Há nesse ponto uma incontestável contradição, pois Nise Yamaguchi comparou, em julho de 2020, o medo da pandemia ao sentimento das vítimas do Holocausto, declaração que rendeu seu afastamento do Hospital Israelita Albert Einstein.

“O medo é prejudicial para tudo (…). Te paralisa, te deixa massa de manobra. Você acha que alguns poucos militares nazistas conseguiriam controlar aquela massa de rebanho de judeus famintos se não os submetessem diariamente a humilhações, humilhações, humilhações, tirando deles todas as iniciativas? Quando você tem medo fica submisso a situações terríveis”, disse Yamaguchi.

Enquanto tenta defender os sabujos que lhe prestam obediência ideológica e são desmascarados seguidamente por fatos e provas, Bolsonaro acredita ser normal atacar e ofender profissionais da imprensa que, no exercício da profissão, questionam suas bizarrices. Foi o que aconteceu na segunda-feira (21), na cidade de Guaratinguetá, no interior paulista, onde chamou uma jornalista de “canalha” e mandou-a “calar a boca”.

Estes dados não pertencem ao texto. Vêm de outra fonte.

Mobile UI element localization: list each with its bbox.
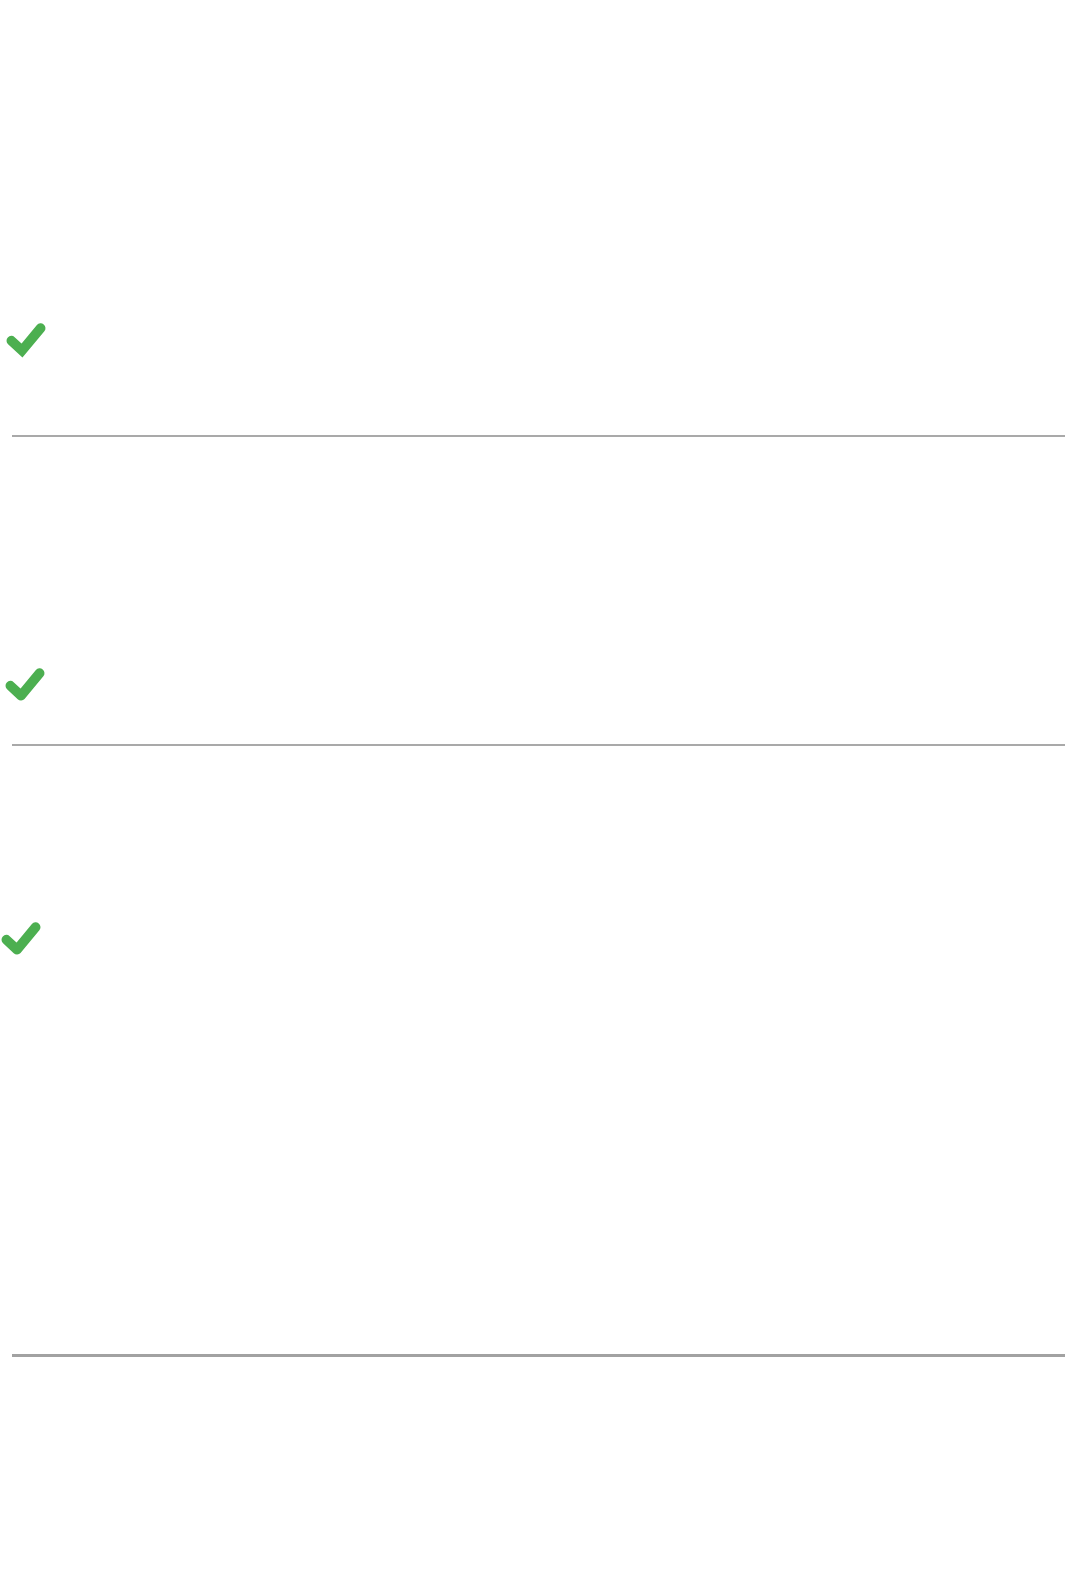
button[interactable]: Completed item 3 <box>0 746 1076 1354</box>
button[interactable]: Completed item 2 <box>0 437 1076 744</box>
button[interactable]: Completed item 1 <box>0 0 1076 435</box>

Apenas a titulo de informação, levantamento da ONG “Repórteres Sem Fronteiras” apontou que ao longo de 2020 a família Bolsonaro patrocinou 469 ataques a jornalistas e veículos de imprensa, como se no Brasil o exercício do jornalismo fosse crime.

É preciso que a sociedade reaja com urgência e firmeza contra o atual estado de coisas, pois ainda há de tempo de conter a escalada autoritária que ameaça diuturnamente a democracia e o Estado de Direito.